Settings GET response now includes casdoor_linked: bool so the Connected Accounts UI can render the right state without an extra round-trip.

Frontend

  • AuthClient gains casdoorBind(token, code) + casdoorUnlink(token). Each app's client implements them.
  • AppShellOAuthMixin.handleOAuthCallback dispatches the state=casdoor branch on intent: 'login' → exchange, 'bind' → bind. The bind branch refuses to fall through to the legacy provider login when the session token is missing.
  • All three apps' _ConnectedAccountsSection widgets gain a Casdoor SSO row with Link / Unlink controls; onBindCasdoor and onUnlinkCasdoor are constructed in each app shell when _casdoorConfigured && _token != null.

Open questions

  • Username migration. Casdoor users are keyed by an opaque name (Casdoor) plus an id (UUID). The mapping table from existing auth_user.username to Casdoor name must be pre-populated before cutover or first-login users will end up duplicated. Resolved (cutover round): the management command python manage.py migrate_users_to_casdoor walks auth_user.is_active=True, calls CasdoorSDK.get_user_by_email to deduplicate, then add_user / update_user for each row, and finally stamps Creator.casdoor_sub so the next JWT login takes the fast path. Idempotent; supports --dry-run, --retry-existing, --strict, and --limit N for staged rollout. Linked SocialAccount rows are pushed into Casdoor's per-provider fields (user.google, user.github) so prior OAuth identities resolve to the same Casdoor row.
  • MCP API keys. The ntc_<32-hex> Bearer scheme stays app-internal; Casdoor is not used for the MCP per-request hot path. The /api/v1/auth/rotate-api-key/ endpoint stays.
  • OAuth redirect-allow-list. Casdoor handles per-app redirect_uri allow-lists centrally.

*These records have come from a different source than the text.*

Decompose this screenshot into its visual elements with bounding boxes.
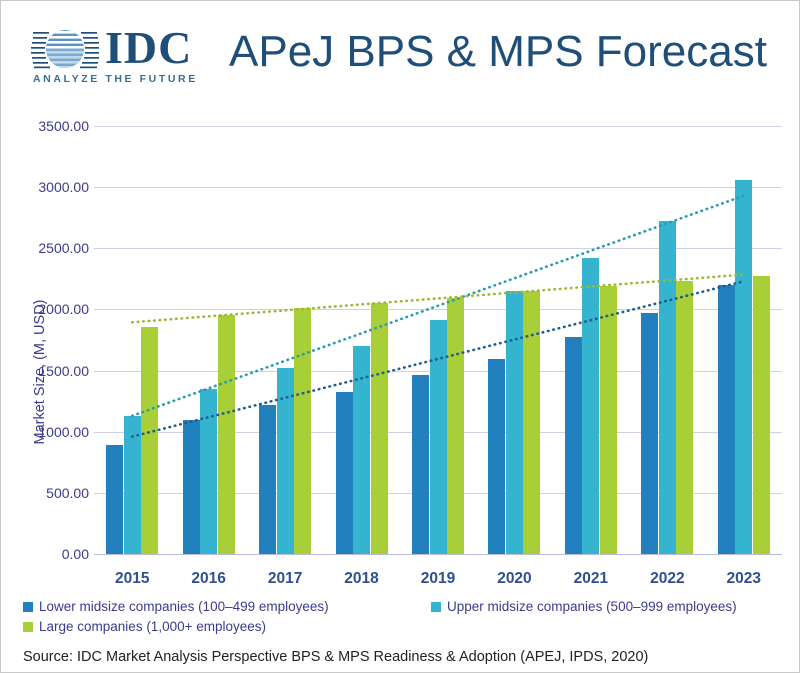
chart-legend: Lower midsize companies (100–499 employe… <box>1 599 800 643</box>
bar <box>447 298 464 554</box>
bar <box>183 420 200 555</box>
bar <box>218 315 235 554</box>
x-axis-tick-label: 2017 <box>268 570 302 588</box>
bar <box>718 285 735 554</box>
chart-page: IDC ANALYZE THE FUTURE APeJ BPS & MPS Fo… <box>0 0 800 673</box>
y-axis-tick-label: 1000.00 <box>5 424 89 440</box>
bar <box>412 375 429 554</box>
gridline <box>94 248 782 249</box>
bar <box>488 359 505 554</box>
x-axis-tick-label: 2019 <box>421 570 455 588</box>
bar <box>336 392 353 554</box>
chart-container: Market Size, (M, USD) 0.00500.001000.001… <box>1 109 800 596</box>
legend-item[interactable]: Upper midsize companies (500–999 employe… <box>431 599 737 614</box>
x-axis-tick-label: 2022 <box>650 570 684 588</box>
legend-swatch-icon <box>23 622 33 632</box>
x-axis-tick-label: 2021 <box>574 570 608 588</box>
bar <box>200 389 217 554</box>
bar <box>353 346 370 554</box>
page-header: IDC ANALYZE THE FUTURE APeJ BPS & MPS Fo… <box>1 1 800 109</box>
gridline <box>94 554 782 555</box>
bar <box>277 368 294 554</box>
y-axis-tick-label: 500.00 <box>5 485 89 501</box>
x-axis-tick-label: 2015 <box>115 570 149 588</box>
y-axis-tick-label: 0.00 <box>5 546 89 562</box>
bar <box>124 416 141 554</box>
bar <box>141 327 158 554</box>
x-axis-tick-label: 2020 <box>497 570 531 588</box>
y-axis-tick-label: 3000.00 <box>5 179 89 195</box>
bar <box>506 291 523 554</box>
y-axis-tick-label: 1500.00 <box>5 363 89 379</box>
bar <box>523 291 540 554</box>
bar <box>371 303 388 554</box>
source-note: Source: IDC Market Analysis Perspective … <box>23 649 648 665</box>
bar <box>259 405 276 554</box>
bar <box>659 221 676 554</box>
bar <box>294 308 311 554</box>
bar <box>430 320 447 554</box>
idc-logo: IDC ANALYZE THE FUTURE <box>31 25 206 87</box>
y-axis-tick-label: 2500.00 <box>5 240 89 256</box>
bar <box>106 445 123 554</box>
gridline <box>94 187 782 188</box>
page-title: APeJ BPS & MPS Forecast <box>229 27 781 77</box>
bar <box>582 258 599 554</box>
legend-swatch-icon <box>23 602 33 612</box>
bar <box>641 313 658 554</box>
idc-globe-logo-icon <box>31 25 99 73</box>
y-axis-tick-label: 3500.00 <box>5 118 89 134</box>
idc-wordmark: IDC <box>105 23 192 73</box>
y-axis-tick-label: 2000.00 <box>5 301 89 317</box>
legend-swatch-icon <box>431 602 441 612</box>
bar <box>676 281 693 554</box>
x-axis-tick-label: 2023 <box>727 570 761 588</box>
legend-item[interactable]: Large companies (1,000+ employees) <box>23 619 266 634</box>
legend-label: Lower midsize companies (100–499 employe… <box>39 599 329 614</box>
x-axis-tick-label: 2016 <box>191 570 225 588</box>
gridline <box>94 126 782 127</box>
bar <box>565 337 582 554</box>
legend-label: Upper midsize companies (500–999 employe… <box>447 599 737 614</box>
legend-label: Large companies (1,000+ employees) <box>39 619 266 634</box>
bar <box>753 276 770 554</box>
legend-item[interactable]: Lower midsize companies (100–499 employe… <box>23 599 329 614</box>
bar <box>600 286 617 554</box>
idc-tagline: ANALYZE THE FUTURE <box>33 73 198 85</box>
x-axis-tick-label: 2018 <box>344 570 378 588</box>
bar <box>735 180 752 554</box>
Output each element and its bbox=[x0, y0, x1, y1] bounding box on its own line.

The GOOGLE_AUTHORIZED_REDIRECT_URIS / GITHUB_AUTHORIZED_REDIRECT_URIS env vars added in 0.1.90 become unused once cutover lands.
  • Email verification copy. Casdoor's templated email is generic; if we want the Notechondria-branded email body, we need to ship a Casdoor email template via its admin API as part of the migration.

Required env vars (target state)

CASDOOR_ENDPOINT=https://login.notechondria.example
CASDOOR_CLIENT_ID=...
CASDOOR_CLIENT_SECRET=...
CASDOOR_ORG_NAME=notechondria
CASDOOR_APP_NAME=notechondria
CASDOOR_CERTIFICATE=<single-line PEM with \n escapes>

The five existing OAuth env vars (GOOGLE_OAUTH_CLIENT_ID, etc.) become optional after cutover — Casdoor stores them centrally instead.